Arbor Brewing Co. adds beer production, plans 'green' building conversion and India franchise
With business bubbling, Arbor Brewing Co. is accelerating plans to expand production and debut three new bottled beers in 2011 while undertaking an ambitious plan to overhaul its namesake Ann Arbor brewpub and Corner Brewery in Ypsilanti into green-energy showpieces.
The company, which recently marked its 15th birthday, is also working on a joint venture agreement to open its first franchise brewpub in Bangalore, India.
“There’s a lot going on right now,” co-owner Matt Greff said.
That may be an understatement.
Greff and his wife and business partner, Rene, plan to spend between $250,000 and $300,000 on the expansion projects, which involve doubling output at the Corner Brewery, where bottling is done, and retrofitting both brewpubs with a hybrid solar thermal and geothermal heating and cooling system.
They talked about removing a walk-in cooler at the Corner Brewery to make room for more tanks and building a 1,800 square-foot cold storage unit behind the beer garden to hold bigger inventories. But the project probably wouldn’t take shape until some time next year, they thought.
The bottling line, which has a capacity of 30,000 barrels, would easily allow Arbor Brewing to double production from 3,500 barrels per year to 7,000, and it would allow the brewery to bottle four times faster than under the current system. But Greff said the Founders owners plan to decommission the line in January, which put the crunch on their expansion plans.
“It kind of happened really quickly,” Greff said.

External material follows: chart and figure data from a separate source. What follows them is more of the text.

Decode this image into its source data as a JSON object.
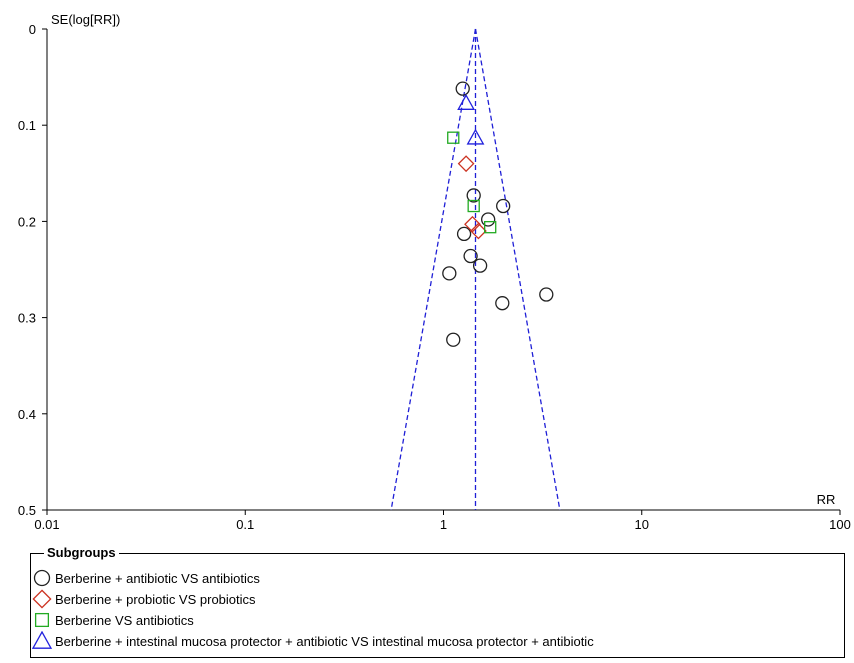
{
  "chart_data": {
    "type": "scatter",
    "subtype": "funnel",
    "ylabel": "SE(log[RR])",
    "xlabel": "RR",
    "x_scale": "log",
    "xlim": [
      0.01,
      100
    ],
    "x_ticks": [
      0.01,
      0.1,
      1,
      10,
      100
    ],
    "x_tick_labels": [
      "0.01",
      "0.1",
      "1",
      "10",
      "100"
    ],
    "ylim": [
      0,
      0.5
    ],
    "y_inverted": true,
    "y_ticks": [
      0,
      0.1,
      0.2,
      0.3,
      0.4,
      0.5
    ],
    "y_tick_labels": [
      "0",
      "0.1",
      "0.2",
      "0.3",
      "0.4",
      "0.5"
    ],
    "pooled_rr": 1.45,
    "funnel_color": "#1f1fd6",
    "grid": false,
    "legend_position": "bottom",
    "legend_title": "Subgroups",
    "series": [
      {
        "name": "Berberine + antibiotic VS antibiotics",
        "marker": "circle",
        "color": "#222222",
        "points": [
          {
            "x": 1.25,
            "y": 0.062
          },
          {
            "x": 1.42,
            "y": 0.173
          },
          {
            "x": 2.0,
            "y": 0.184
          },
          {
            "x": 1.68,
            "y": 0.198
          },
          {
            "x": 1.27,
            "y": 0.213
          },
          {
            "x": 1.37,
            "y": 0.236
          },
          {
            "x": 1.53,
            "y": 0.246
          },
          {
            "x": 1.07,
            "y": 0.254
          },
          {
            "x": 3.3,
            "y": 0.276
          },
          {
            "x": 1.98,
            "y": 0.285
          },
          {
            "x": 1.12,
            "y": 0.323
          }
        ]
      },
      {
        "name": "Berberine + probiotic VS probiotics",
        "marker": "diamond",
        "color": "#cc3322",
        "points": [
          {
            "x": 1.3,
            "y": 0.14
          },
          {
            "x": 1.4,
            "y": 0.203
          },
          {
            "x": 1.5,
            "y": 0.21
          }
        ]
      },
      {
        "name": "Berberine VS antibiotics",
        "marker": "square",
        "color": "#22aa22",
        "points": [
          {
            "x": 1.12,
            "y": 0.113
          },
          {
            "x": 1.42,
            "y": 0.184
          },
          {
            "x": 1.72,
            "y": 0.206
          }
        ]
      },
      {
        "name": "Berberine + intestinal mucosa protector + antibiotic VS intestinal mucosa protector + antibiotic",
        "marker": "triangle",
        "color": "#2222dd",
        "points": [
          {
            "x": 1.3,
            "y": 0.077
          },
          {
            "x": 1.45,
            "y": 0.113
          }
        ]
      }
    ]
  }
}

“Ideally, if we can really pull a lot of things together, we would like to have the new storage unit in place, or at least the foundation for it, in place by the middle of November. Any my goal is to have the bottling line up and running and the expansion complete by March or April of next year, because that’s really getting into our busy season.”A green energy showpiece
For the green-energy makeover, the Greffs are working with Tartan Energy Systems, a Birmingham firm run by Roman Bukowinski, an award-winning Scottish-born engineer who has developed sustainable energy systems for homes and buildings. (View a video of him explaining his work here.)

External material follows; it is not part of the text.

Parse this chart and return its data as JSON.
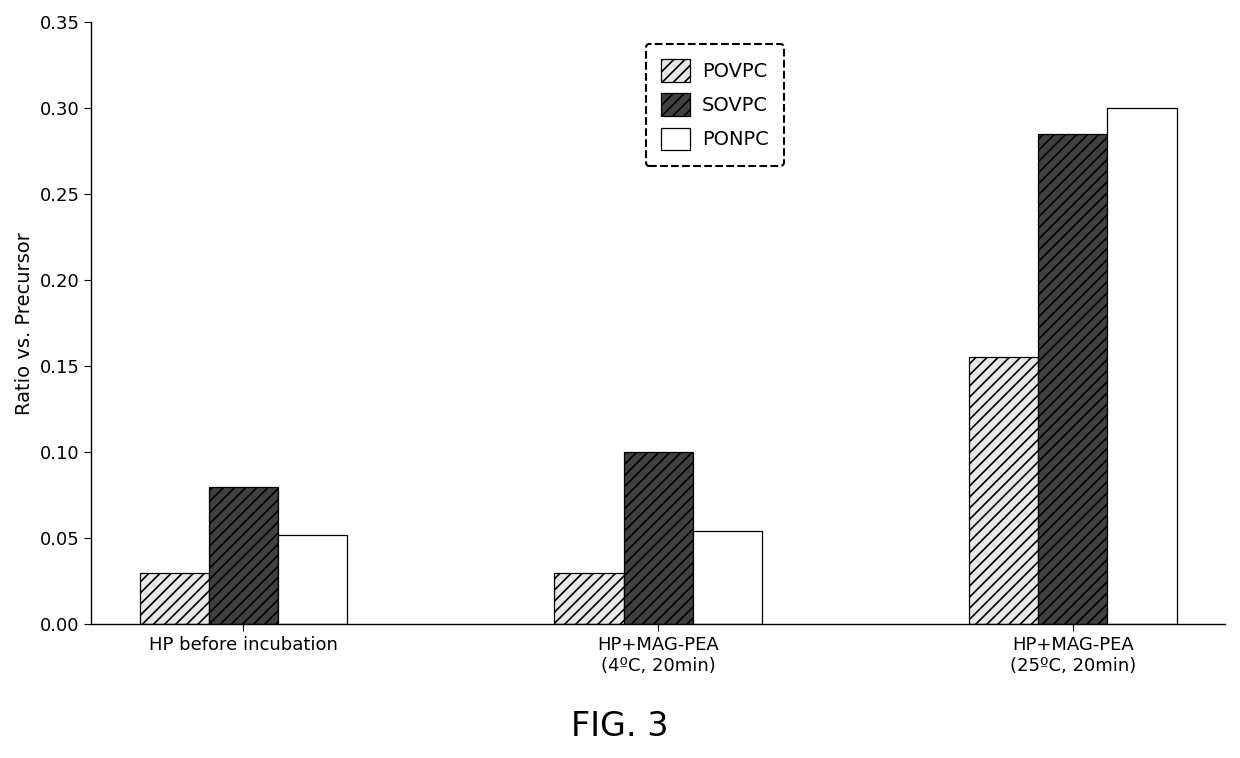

Bukowinski described a closed-loop system that relies on solar thermal tubes and tanks, tankless water heaters, geothermal wells and waste heat recovery vents. It will be the first project he’s undertaken for a brewery, he said, though he has installed similar systems for buildings and homes.

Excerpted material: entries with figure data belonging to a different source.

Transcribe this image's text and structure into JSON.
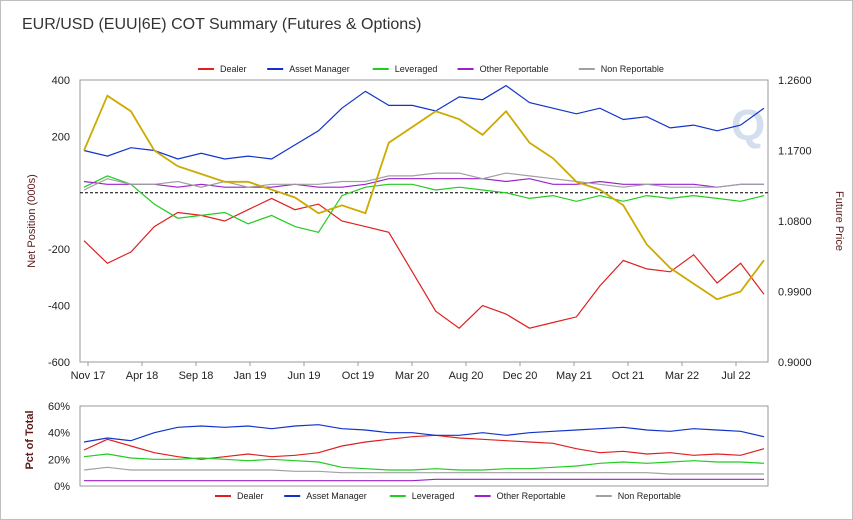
{
  "chart_data": [
    {
      "type": "line",
      "title": "EUR/USD (EUU|6E) COT Summary (Futures & Options)",
      "ylabel": "Net Position (000s)",
      "y2label": "Future Price",
      "ylim": [
        -600,
        400
      ],
      "y2lim": [
        0.9,
        1.26
      ],
      "yticks": [
        400,
        200,
        -200,
        -400,
        -600
      ],
      "yticks_right": [
        "1.2600",
        "1.1700",
        "1.0800",
        "0.9900",
        "0.9000"
      ],
      "xticks": [
        "Nov 17",
        "Apr 18",
        "Sep 18",
        "Jan 19",
        "Jun 19",
        "Oct 19",
        "Mar 20",
        "Aug 20",
        "Dec 20",
        "May 21",
        "Oct 21",
        "Mar 22",
        "Jul 22"
      ],
      "legend": "top",
      "zero_line": true,
      "series": [
        {
          "name": "Dealer",
          "color": "#e02020",
          "values": [
            -170,
            -250,
            -210,
            -120,
            -70,
            -80,
            -100,
            -60,
            -20,
            -60,
            -40,
            -100,
            -120,
            -140,
            -280,
            -420,
            -480,
            -400,
            -430,
            -480,
            -460,
            -440,
            -330,
            -240,
            -270,
            -280,
            -220,
            -320,
            -250,
            -360
          ]
        },
        {
          "name": "Asset Manager",
          "color": "#1133cc",
          "values": [
            150,
            130,
            160,
            150,
            120,
            140,
            120,
            130,
            120,
            170,
            220,
            300,
            360,
            310,
            310,
            290,
            340,
            330,
            380,
            320,
            300,
            280,
            300,
            260,
            270,
            230,
            240,
            220,
            240,
            300
          ]
        },
        {
          "name": "Leveraged",
          "color": "#22cc22",
          "values": [
            20,
            60,
            30,
            -40,
            -90,
            -80,
            -70,
            -110,
            -80,
            -120,
            -140,
            -10,
            20,
            30,
            30,
            10,
            20,
            10,
            0,
            -20,
            -10,
            -30,
            -10,
            -30,
            -10,
            -20,
            -10,
            -20,
            -30,
            -10
          ]
        },
        {
          "name": "Other Reportable",
          "color": "#9922cc",
          "values": [
            40,
            30,
            30,
            30,
            20,
            30,
            20,
            20,
            20,
            30,
            20,
            20,
            30,
            50,
            50,
            50,
            50,
            50,
            40,
            50,
            30,
            30,
            40,
            30,
            30,
            30,
            30,
            20,
            30,
            30
          ]
        },
        {
          "name": "Non Reportable",
          "color": "#a0a0a0",
          "values": [
            10,
            50,
            30,
            30,
            40,
            20,
            40,
            20,
            30,
            30,
            30,
            40,
            40,
            60,
            60,
            70,
            70,
            50,
            70,
            60,
            50,
            40,
            30,
            20,
            30,
            20,
            20,
            20,
            30,
            30
          ]
        }
      ],
      "price": {
        "color": "#ccaa00",
        "values": [
          1.17,
          1.24,
          1.22,
          1.17,
          1.15,
          1.14,
          1.13,
          1.13,
          1.12,
          1.11,
          1.09,
          1.1,
          1.09,
          1.18,
          1.2,
          1.22,
          1.21,
          1.19,
          1.22,
          1.18,
          1.16,
          1.13,
          1.12,
          1.1,
          1.05,
          1.02,
          1.0,
          0.98,
          0.99,
          1.03
        ]
      }
    },
    {
      "type": "line",
      "ylabel": "Pct of Total",
      "ylim": [
        0,
        60
      ],
      "yticks": [
        "60%",
        "40%",
        "20%",
        "0%"
      ],
      "legend": "bottom",
      "series": [
        {
          "name": "Dealer",
          "color": "#e02020",
          "values": [
            27,
            35,
            30,
            25,
            22,
            20,
            22,
            24,
            22,
            23,
            25,
            30,
            33,
            35,
            37,
            38,
            36,
            35,
            34,
            33,
            32,
            28,
            25,
            26,
            24,
            25,
            23,
            24,
            23,
            28
          ]
        },
        {
          "name": "Asset Manager",
          "color": "#1133cc",
          "values": [
            33,
            36,
            34,
            40,
            44,
            45,
            44,
            45,
            43,
            45,
            46,
            43,
            42,
            40,
            40,
            38,
            38,
            40,
            38,
            40,
            41,
            42,
            43,
            44,
            42,
            41,
            43,
            42,
            41,
            37
          ]
        },
        {
          "name": "Leveraged",
          "color": "#22cc22",
          "values": [
            22,
            24,
            21,
            20,
            20,
            21,
            20,
            19,
            20,
            19,
            18,
            14,
            13,
            12,
            12,
            13,
            12,
            12,
            13,
            13,
            14,
            15,
            17,
            18,
            17,
            18,
            19,
            18,
            18,
            17
          ]
        },
        {
          "name": "Other Reportable",
          "color": "#9922cc",
          "values": [
            4,
            4,
            4,
            4,
            4,
            4,
            4,
            4,
            4,
            4,
            4,
            4,
            4,
            4,
            4,
            5,
            5,
            5,
            5,
            5,
            5,
            5,
            5,
            5,
            5,
            5,
            5,
            5,
            5,
            5
          ]
        },
        {
          "name": "Non Reportable",
          "color": "#a0a0a0",
          "values": [
            12,
            14,
            12,
            12,
            12,
            12,
            12,
            12,
            12,
            11,
            11,
            10,
            10,
            10,
            10,
            10,
            10,
            10,
            10,
            10,
            10,
            10,
            10,
            10,
            10,
            9,
            9,
            9,
            9,
            9
          ]
        }
      ]
    }
  ],
  "watermark": "Q"
}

“The beer storage cooler will also use the ground water temperature to cool the beer at around 49-55 (degrees) F. This will reduce the brewery's utility bills by more than 50 percent.”
Greff said the city of Ann Arbor is looking at funding low-interest loans for similar clean energy projects. He plans to meet with the Ann Arbor Downtown Development Authority to pitch ABC as the first showpiece for the program.
At the Corner, the idea is to replace a massive boiler used to heat the entire brewery, the various kettles and find alternative ways to boil beer, heat the brewery and water, run the bottling line and so forth. The new cold-storage facility would use geothermal cooling and solar light tubes.
Beers in Bangalore
The Greffs say they aren’t too worried about spreading themselves too thin, despite all the different pieces in the air. The energy project will share a project design and contractors, and the expansion project is fairly simple.
“The curve ball thrown in there is obviously the project in India,” Greff said. “We’ll just have to really work on the timing to make sure that these projects are complete, they’re well in hand before we head over to India for two months to get the brewery open over there.”
The deal with Gaurav Sikka, a University of Michigan graduate and former Arbor brewpub regular, will see the Greffs retain a 5 percent ownership stake in Arbor Brewing Co. India Ltd. The Greffs will also serve as consultants on the project, with audit controls for beer recipes and quality.
“It’s really their company, their project,” Greff said. “We’ve got very strong stipulations in the contract that all of our mores and business ethos need to be followed.”
If all goes well, the business could be franchised elsewhere in India.
“There’s a million different things going on for us in a lot of different directions but it all feels really natural, like it was a natural progression of things,” Greff said. “It feels great.”